Ce qui faisait la mort de ce jeune prince causait beaucoup plus d’indignation que de pitié. J’ai
cru devoir donner quelque faiblesse qui le rendrait un peu coupable envers son père, sans
pourtant lui rien ôter de cette grandeur d’âme avec laquelle il épargne l’honneur de Phèdre, et
se laisse opprimer sans l’accuser. J ’appelle faiblesse la passion qu’il ressent malgré lui pour
Aricie, qui est la fille et la sœur des ennemis mortels de son père. » (la préface de Phèdre,
p.746).
(27)Notons à cette occasion que, d’après Aristote, ce qui importe au théâtre, c’est ce qu’on
fait, et non pas ce qu’on est: « le but visé est une action, et non une qualité » (Aristote,
Poétique, chap.6, 1450a18, p.55).
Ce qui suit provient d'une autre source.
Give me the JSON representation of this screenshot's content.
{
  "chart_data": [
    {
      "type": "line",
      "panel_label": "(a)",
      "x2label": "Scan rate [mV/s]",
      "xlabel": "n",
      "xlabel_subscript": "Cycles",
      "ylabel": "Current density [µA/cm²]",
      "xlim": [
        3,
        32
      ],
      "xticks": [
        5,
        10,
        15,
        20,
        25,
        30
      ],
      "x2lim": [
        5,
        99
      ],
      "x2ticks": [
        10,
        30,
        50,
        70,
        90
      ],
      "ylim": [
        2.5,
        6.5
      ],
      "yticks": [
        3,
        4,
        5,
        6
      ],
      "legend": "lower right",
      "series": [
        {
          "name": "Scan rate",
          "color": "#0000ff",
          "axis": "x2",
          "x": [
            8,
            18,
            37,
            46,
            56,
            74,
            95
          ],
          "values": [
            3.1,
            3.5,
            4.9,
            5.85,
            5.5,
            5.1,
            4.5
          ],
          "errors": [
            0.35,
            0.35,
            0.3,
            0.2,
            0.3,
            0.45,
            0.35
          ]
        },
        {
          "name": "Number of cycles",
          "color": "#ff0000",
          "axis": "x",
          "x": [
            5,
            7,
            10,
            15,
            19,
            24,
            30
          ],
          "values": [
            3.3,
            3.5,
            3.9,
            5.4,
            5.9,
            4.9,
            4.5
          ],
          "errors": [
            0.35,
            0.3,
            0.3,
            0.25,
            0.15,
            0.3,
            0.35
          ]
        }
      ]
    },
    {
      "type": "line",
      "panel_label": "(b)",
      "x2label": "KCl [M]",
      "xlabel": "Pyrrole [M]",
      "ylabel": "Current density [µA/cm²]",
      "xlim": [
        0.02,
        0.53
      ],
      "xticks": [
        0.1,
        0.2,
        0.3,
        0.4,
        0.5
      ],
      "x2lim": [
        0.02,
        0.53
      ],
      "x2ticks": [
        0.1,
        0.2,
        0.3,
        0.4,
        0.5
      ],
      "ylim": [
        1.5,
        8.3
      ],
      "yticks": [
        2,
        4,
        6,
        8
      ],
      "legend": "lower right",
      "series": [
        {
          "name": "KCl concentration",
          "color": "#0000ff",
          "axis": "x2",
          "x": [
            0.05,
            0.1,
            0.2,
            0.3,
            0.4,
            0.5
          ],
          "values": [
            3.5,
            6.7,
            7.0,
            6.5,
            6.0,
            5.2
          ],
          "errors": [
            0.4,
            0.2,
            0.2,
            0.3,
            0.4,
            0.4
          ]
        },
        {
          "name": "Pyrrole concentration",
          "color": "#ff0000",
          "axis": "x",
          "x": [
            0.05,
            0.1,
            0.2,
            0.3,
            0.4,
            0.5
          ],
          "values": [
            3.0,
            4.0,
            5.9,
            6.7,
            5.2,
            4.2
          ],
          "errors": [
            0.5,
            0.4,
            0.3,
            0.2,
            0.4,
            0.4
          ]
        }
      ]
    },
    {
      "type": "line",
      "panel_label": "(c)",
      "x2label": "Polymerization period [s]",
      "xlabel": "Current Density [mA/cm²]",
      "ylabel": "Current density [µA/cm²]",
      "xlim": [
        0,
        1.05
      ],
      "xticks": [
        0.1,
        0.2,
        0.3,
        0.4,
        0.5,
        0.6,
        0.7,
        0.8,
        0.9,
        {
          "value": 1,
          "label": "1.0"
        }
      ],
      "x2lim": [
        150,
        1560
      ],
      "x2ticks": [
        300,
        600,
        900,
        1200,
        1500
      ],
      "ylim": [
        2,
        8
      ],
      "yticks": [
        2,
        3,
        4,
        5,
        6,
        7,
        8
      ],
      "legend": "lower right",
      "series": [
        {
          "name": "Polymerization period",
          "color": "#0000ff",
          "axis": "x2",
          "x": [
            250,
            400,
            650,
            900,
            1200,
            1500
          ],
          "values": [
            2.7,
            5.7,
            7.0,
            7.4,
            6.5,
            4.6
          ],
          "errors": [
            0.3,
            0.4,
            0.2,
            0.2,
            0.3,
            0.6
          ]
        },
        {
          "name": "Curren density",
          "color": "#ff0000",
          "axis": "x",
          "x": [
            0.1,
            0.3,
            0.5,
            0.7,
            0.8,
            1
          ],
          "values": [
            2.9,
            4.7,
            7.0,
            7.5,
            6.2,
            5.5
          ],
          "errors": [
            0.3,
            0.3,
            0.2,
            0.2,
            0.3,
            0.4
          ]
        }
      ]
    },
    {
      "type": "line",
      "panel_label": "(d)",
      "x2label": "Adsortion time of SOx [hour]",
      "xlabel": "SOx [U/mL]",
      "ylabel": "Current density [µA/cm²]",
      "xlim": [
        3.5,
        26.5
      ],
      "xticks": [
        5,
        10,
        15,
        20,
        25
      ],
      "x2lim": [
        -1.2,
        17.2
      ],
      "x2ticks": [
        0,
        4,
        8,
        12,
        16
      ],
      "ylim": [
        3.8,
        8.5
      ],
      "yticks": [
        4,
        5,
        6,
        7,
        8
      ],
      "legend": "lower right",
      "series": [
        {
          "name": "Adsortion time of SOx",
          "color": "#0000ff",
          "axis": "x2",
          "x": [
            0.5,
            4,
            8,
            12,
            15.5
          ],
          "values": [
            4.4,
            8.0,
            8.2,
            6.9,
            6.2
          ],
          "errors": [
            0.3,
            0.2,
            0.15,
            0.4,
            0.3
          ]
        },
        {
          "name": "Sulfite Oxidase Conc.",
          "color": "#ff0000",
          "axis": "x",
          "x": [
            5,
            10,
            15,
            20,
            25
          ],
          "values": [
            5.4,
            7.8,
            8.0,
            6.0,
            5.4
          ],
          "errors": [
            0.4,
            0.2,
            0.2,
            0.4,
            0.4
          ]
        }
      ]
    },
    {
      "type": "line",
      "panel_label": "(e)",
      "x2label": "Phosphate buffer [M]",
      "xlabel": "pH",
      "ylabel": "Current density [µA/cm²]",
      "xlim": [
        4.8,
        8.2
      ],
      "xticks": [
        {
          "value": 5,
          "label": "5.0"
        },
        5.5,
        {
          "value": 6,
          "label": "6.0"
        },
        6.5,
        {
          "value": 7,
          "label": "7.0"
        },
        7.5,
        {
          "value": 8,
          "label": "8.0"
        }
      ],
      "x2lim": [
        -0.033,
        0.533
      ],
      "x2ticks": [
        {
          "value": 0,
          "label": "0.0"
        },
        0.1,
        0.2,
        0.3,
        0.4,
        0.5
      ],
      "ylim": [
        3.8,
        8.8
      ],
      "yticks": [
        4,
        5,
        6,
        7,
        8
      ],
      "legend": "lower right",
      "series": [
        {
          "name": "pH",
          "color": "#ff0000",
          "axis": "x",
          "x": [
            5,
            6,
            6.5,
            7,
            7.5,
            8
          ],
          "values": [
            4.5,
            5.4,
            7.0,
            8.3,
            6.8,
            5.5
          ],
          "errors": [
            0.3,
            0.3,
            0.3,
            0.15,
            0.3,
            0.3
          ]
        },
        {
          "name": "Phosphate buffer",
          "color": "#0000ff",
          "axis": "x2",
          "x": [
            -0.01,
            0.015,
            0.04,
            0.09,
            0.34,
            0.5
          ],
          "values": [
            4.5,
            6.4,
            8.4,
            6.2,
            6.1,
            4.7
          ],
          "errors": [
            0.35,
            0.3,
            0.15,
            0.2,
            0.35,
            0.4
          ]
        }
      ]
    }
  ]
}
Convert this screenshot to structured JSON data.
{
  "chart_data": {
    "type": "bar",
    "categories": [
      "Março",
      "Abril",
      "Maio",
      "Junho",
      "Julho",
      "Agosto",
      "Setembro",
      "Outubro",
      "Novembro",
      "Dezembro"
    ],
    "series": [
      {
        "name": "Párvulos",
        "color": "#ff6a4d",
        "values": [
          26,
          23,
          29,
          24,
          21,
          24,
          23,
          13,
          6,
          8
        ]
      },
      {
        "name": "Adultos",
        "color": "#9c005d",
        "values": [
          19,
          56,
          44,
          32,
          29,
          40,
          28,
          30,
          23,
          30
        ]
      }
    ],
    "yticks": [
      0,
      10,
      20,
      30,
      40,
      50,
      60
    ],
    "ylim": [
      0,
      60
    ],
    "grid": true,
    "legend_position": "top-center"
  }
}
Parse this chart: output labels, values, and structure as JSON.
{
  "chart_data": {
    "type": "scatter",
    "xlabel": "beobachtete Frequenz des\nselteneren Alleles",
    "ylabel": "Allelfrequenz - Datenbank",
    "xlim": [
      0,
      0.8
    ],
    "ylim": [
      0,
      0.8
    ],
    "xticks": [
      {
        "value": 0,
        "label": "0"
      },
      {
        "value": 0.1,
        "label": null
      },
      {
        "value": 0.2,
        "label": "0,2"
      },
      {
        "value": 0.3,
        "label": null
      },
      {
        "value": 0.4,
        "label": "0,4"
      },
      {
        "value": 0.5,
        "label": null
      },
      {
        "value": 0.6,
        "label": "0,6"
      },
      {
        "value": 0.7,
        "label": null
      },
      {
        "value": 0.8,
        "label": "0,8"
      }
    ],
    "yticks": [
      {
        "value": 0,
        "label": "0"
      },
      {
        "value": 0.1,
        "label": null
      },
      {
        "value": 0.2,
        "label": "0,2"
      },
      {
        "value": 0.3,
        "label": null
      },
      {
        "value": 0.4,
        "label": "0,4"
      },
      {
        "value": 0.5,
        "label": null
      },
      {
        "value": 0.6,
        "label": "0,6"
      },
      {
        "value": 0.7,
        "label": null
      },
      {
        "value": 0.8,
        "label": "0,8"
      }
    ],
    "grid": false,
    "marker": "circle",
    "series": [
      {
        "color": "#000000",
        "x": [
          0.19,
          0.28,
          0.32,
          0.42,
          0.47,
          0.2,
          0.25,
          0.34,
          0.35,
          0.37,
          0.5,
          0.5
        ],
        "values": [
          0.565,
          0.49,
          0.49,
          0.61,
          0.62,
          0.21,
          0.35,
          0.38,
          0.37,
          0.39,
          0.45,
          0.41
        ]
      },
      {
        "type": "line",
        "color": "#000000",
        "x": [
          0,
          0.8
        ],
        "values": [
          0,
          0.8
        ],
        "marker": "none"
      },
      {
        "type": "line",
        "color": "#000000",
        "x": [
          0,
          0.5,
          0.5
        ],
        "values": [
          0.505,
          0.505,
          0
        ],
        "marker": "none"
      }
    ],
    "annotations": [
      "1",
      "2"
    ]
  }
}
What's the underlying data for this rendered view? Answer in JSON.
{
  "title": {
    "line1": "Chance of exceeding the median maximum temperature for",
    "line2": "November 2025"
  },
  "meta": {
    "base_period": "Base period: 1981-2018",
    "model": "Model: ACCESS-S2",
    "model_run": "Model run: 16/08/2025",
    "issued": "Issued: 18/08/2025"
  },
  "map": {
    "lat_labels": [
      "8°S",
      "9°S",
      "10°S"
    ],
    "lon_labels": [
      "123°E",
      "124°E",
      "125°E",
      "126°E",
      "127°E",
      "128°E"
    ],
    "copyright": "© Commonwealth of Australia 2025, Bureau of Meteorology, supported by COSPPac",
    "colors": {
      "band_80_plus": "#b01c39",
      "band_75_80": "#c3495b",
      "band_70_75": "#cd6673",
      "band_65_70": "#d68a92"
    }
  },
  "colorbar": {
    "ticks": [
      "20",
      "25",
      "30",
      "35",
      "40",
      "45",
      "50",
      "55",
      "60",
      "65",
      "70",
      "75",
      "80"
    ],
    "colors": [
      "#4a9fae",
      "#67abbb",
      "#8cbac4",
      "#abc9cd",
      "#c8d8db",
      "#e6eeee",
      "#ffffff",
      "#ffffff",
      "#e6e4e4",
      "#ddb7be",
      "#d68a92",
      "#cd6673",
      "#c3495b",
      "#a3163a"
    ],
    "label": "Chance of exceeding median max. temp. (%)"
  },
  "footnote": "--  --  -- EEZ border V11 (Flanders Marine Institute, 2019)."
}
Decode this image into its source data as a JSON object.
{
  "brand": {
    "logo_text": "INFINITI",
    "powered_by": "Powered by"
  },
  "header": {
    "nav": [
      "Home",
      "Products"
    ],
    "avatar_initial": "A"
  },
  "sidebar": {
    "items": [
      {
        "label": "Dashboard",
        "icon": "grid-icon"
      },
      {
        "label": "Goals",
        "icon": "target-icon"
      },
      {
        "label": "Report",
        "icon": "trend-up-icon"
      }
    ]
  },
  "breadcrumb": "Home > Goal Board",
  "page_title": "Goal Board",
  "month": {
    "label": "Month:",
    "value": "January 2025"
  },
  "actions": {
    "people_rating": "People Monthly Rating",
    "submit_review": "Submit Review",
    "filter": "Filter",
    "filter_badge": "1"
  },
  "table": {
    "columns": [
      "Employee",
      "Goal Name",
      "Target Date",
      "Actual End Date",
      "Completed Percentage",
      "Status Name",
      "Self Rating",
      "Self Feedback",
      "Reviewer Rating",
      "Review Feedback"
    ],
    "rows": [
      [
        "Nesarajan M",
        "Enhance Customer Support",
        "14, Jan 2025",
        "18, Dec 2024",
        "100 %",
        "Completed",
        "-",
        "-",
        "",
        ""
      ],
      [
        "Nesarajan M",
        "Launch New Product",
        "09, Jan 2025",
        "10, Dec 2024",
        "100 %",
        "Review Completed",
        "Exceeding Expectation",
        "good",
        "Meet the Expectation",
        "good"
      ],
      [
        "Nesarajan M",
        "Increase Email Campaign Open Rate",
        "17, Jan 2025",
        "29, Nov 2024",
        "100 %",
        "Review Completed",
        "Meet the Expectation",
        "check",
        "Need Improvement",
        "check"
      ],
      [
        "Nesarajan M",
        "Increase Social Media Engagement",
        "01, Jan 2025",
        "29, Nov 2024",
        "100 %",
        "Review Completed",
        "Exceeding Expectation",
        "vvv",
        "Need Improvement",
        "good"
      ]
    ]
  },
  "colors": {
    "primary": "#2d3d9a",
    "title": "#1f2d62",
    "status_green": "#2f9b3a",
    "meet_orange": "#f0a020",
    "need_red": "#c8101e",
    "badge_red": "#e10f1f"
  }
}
Il est donc difficile de supposer que Racine ait tenté, avec
le sujet de Britannicus, de faire une tragédie où le héros tombe dans le malheur à cause de son
caractère et non pas son acte.
(28)L’interprétation de la faute tragique comme le « défaut de caractère » a été pourtant
persistante. Voir S.Saïd qui l’attribue à « la myopie de la critique » (La Faute tragique,
Maspero, 1978, p.15).
(29)Aristote, Poétique, chap.9, 1452a 8, p.67.